Seventh GenerationHow do you take a great “Green” brand out of the Red and into the Black?
Since it was founded in 1988, 7th Generation has been committed to making all-natural products that do no harm to the environment, the home or the people who use them. A great mission, but burdened with major issues:
- Many of their products were, historically, much less effective than their mainstream competition. Lots of trial; low repeat.
- Worse, new “all natural” competition emerged that was more fashionable and, often, more effective.
- The founder paid much more attention to the mission than to the bottom line, generating frustration with investors who expected reasonable ROI.
The Solution? It started with new leadership – the former CEO of another great natural brand, Burt’s Bees – committed to create commercial success without betraying the mission.
One of his first acts was to bring in out team to revitalize 7th Generation strategy and communications.
How you may ask?
- Map corporate strategy
- Launched new/updated products that really work
- Communicate to consumers that 7th Gen is not just the beginning of the green movement: it is the state of the art.

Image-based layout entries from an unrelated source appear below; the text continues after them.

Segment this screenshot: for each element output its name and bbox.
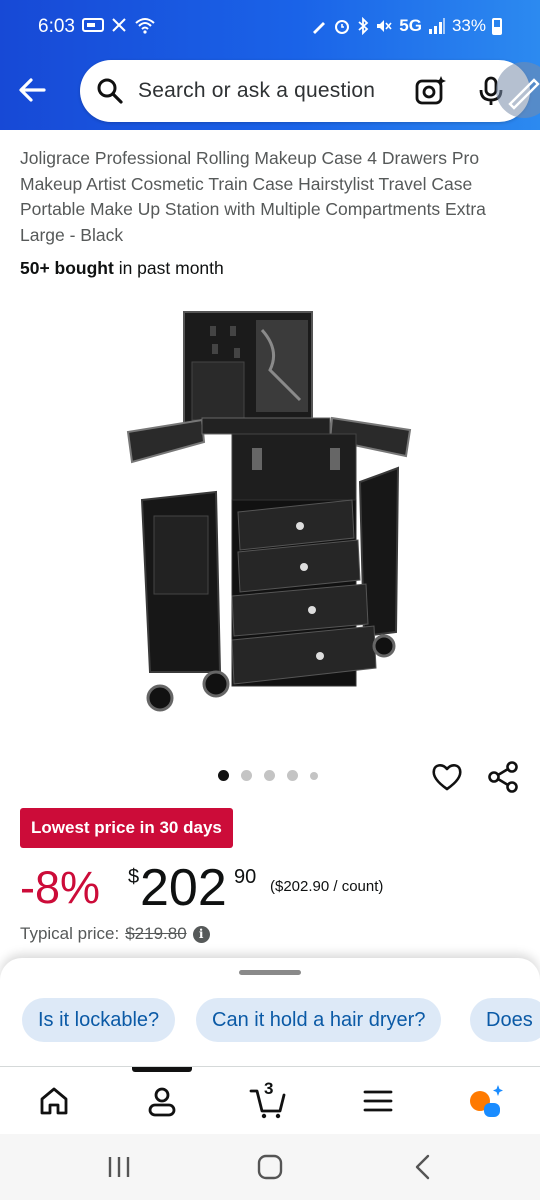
menu-icon[interactable] [358, 1081, 398, 1121]
status-left-icons [82, 16, 156, 34]
edit-pen-bubble[interactable] [496, 62, 540, 118]
wifi-icon [135, 18, 155, 34]
mute-icon [377, 20, 392, 32]
home-button-icon[interactable] [255, 1154, 285, 1180]
search-input[interactable]: Search or ask a question [138, 79, 375, 103]
alarm-icon [335, 20, 350, 34]
carrier-icon [82, 18, 104, 32]
missed-call-icon [112, 18, 126, 32]
price-currency: $ [128, 866, 140, 888]
nav-active-indicator [132, 1067, 192, 1072]
android-nav-bar [0, 1134, 540, 1200]
pen-icon [313, 22, 326, 34]
carousel-dot[interactable] [241, 770, 252, 781]
carousel-dot[interactable] [264, 770, 275, 781]
app-header: 6:03 5G 33% Search or ask a question [0, 0, 540, 130]
typical-price-label: Typical price: [20, 924, 120, 943]
question-chip-does[interactable]: Does [470, 998, 540, 1042]
account-icon[interactable] [142, 1081, 182, 1121]
status-bar: 6:03 5G 33% [0, 0, 540, 54]
image-carousel-dots[interactable] [218, 770, 318, 781]
rufus-icon[interactable] [466, 1081, 506, 1121]
carousel-dot[interactable] [218, 770, 229, 781]
typical-price-value: $219.80 [125, 924, 187, 943]
discount-percent: -8% [20, 862, 101, 913]
bought-count: 50+ bought in past month [20, 258, 224, 279]
back-button-icon[interactable] [408, 1154, 438, 1180]
back-arrow-icon[interactable] [14, 72, 50, 108]
sheet-drag-handle[interactable] [239, 970, 301, 975]
info-icon[interactable]: i [192, 925, 210, 943]
status-right: 5G 33% [311, 16, 502, 36]
camera-search-icon[interactable] [414, 75, 446, 107]
search-bar[interactable]: Search or ask a question [80, 60, 530, 122]
share-icon[interactable] [486, 760, 520, 794]
pen-icon [508, 78, 540, 110]
cart-count: 3 [264, 1079, 274, 1098]
price-fraction: 90 [234, 866, 257, 888]
bought-count-rest: in past month [113, 258, 224, 278]
question-chip-hair-dryer[interactable]: Can it hold a hair dryer? [196, 998, 442, 1042]
product-image[interactable] [120, 300, 420, 720]
bluetooth-icon [358, 17, 369, 35]
price-whole: 202 [140, 859, 227, 917]
heart-icon[interactable] [430, 760, 464, 794]
battery-percent: 33% [451, 16, 486, 35]
battery-icon [492, 17, 502, 35]
typical-price-row: Typical price: $219.80 i [20, 924, 210, 944]
product-title[interactable]: Joligrace Professional Rolling Makeup Ca… [20, 146, 520, 248]
recent-apps-icon[interactable] [104, 1154, 134, 1180]
question-sheet: Is it lockable? Can it hold a hair dryer… [0, 958, 540, 1066]
bottom-nav: 3 [0, 1066, 540, 1134]
carousel-dot[interactable] [310, 771, 318, 780]
question-chip-lockable[interactable]: Is it lockable? [22, 998, 176, 1042]
network-label: 5G [399, 16, 422, 35]
unit-price: ($202.90 / count) [270, 878, 384, 895]
deal-badge: Lowest price in 30 days [20, 808, 233, 848]
search-icon [97, 78, 123, 104]
signal-icon [428, 18, 445, 34]
cart-button[interactable]: 3 [248, 1079, 288, 1121]
bought-count-bold: 50+ bought [20, 258, 114, 278]
status-time: 6:03 [38, 16, 75, 37]
home-icon[interactable] [34, 1081, 74, 1121]
carousel-dot[interactable] [287, 770, 298, 781]
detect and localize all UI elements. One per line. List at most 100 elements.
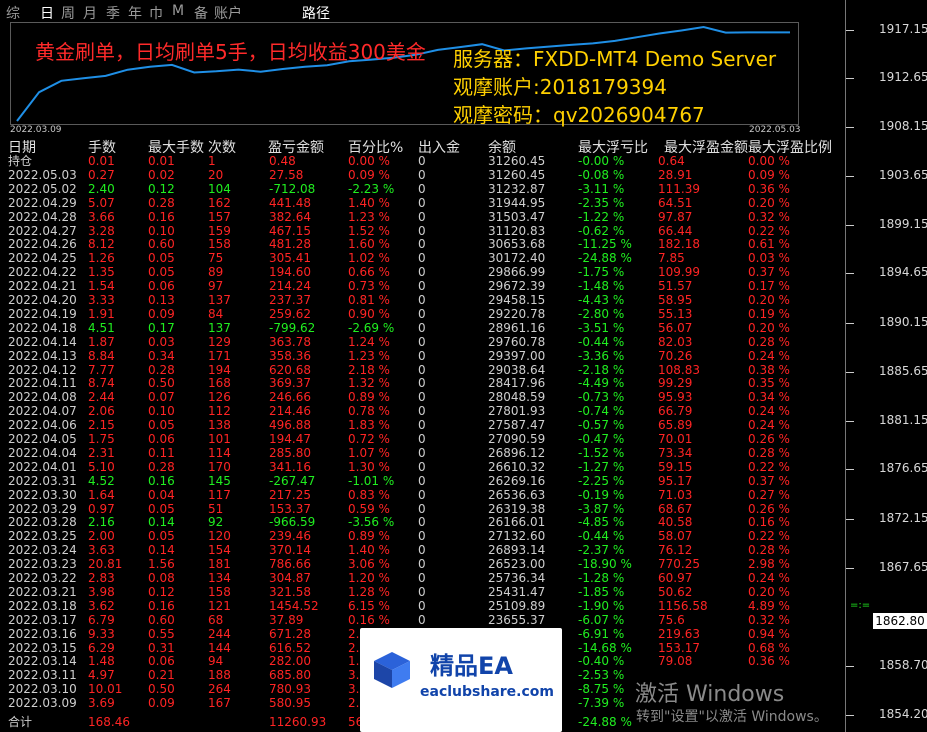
cell-mfep: 0.16 %	[748, 515, 790, 530]
period-button[interactable]: 账户	[214, 3, 242, 23]
table-row[interactable]: 2022.04.11 8.74 0.50 168 369.37 1.32 % 0 28417.…	[0, 377, 845, 390]
table-row[interactable]: 2022.03.21 3.98 0.12 158 321.58 1.28 % 0 25431.…	[0, 585, 845, 599]
period-toolbar: 综日周月季年巾 M 备账户	[0, 0, 845, 22]
table-row[interactable]: 2022.04.19 1.91 0.09 84 259.62 0.90 % 0 29220.7…	[0, 306, 845, 321]
table-row[interactable]: 2022.04.06 2.15 0.05 138 496.88 1.83 % 0 27587.…	[0, 419, 845, 432]
cell-count: 244	[208, 626, 231, 641]
cell-count: 167	[208, 696, 231, 711]
table-row[interactable]: 2022.04.01 5.10 0.28 170 341.16 1.30 % 0 26610.…	[0, 459, 845, 474]
table-row[interactable]: 2022.04.04 2.31 0.11 114 285.80 1.07 % 0 26896.…	[0, 445, 845, 460]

- Use digital media to communicate to the consumer on their terms.
These 7th Gen on-line films hit hard at the negative impact of mainstream big CPG brands that compel consumers to reconsider their current choices and give them better alternatives that serve the health of their family. And the planet.
The result? 7th Generation sales accelerated to $200MM, results so successful that global CPG leader, Unilever, purchased the company for $250MM in 2016 to be their flagship entry into the green space. A stellar example of managing to the “Triple Bottom Line”: good for the consumer, good for the planet, good for the investor.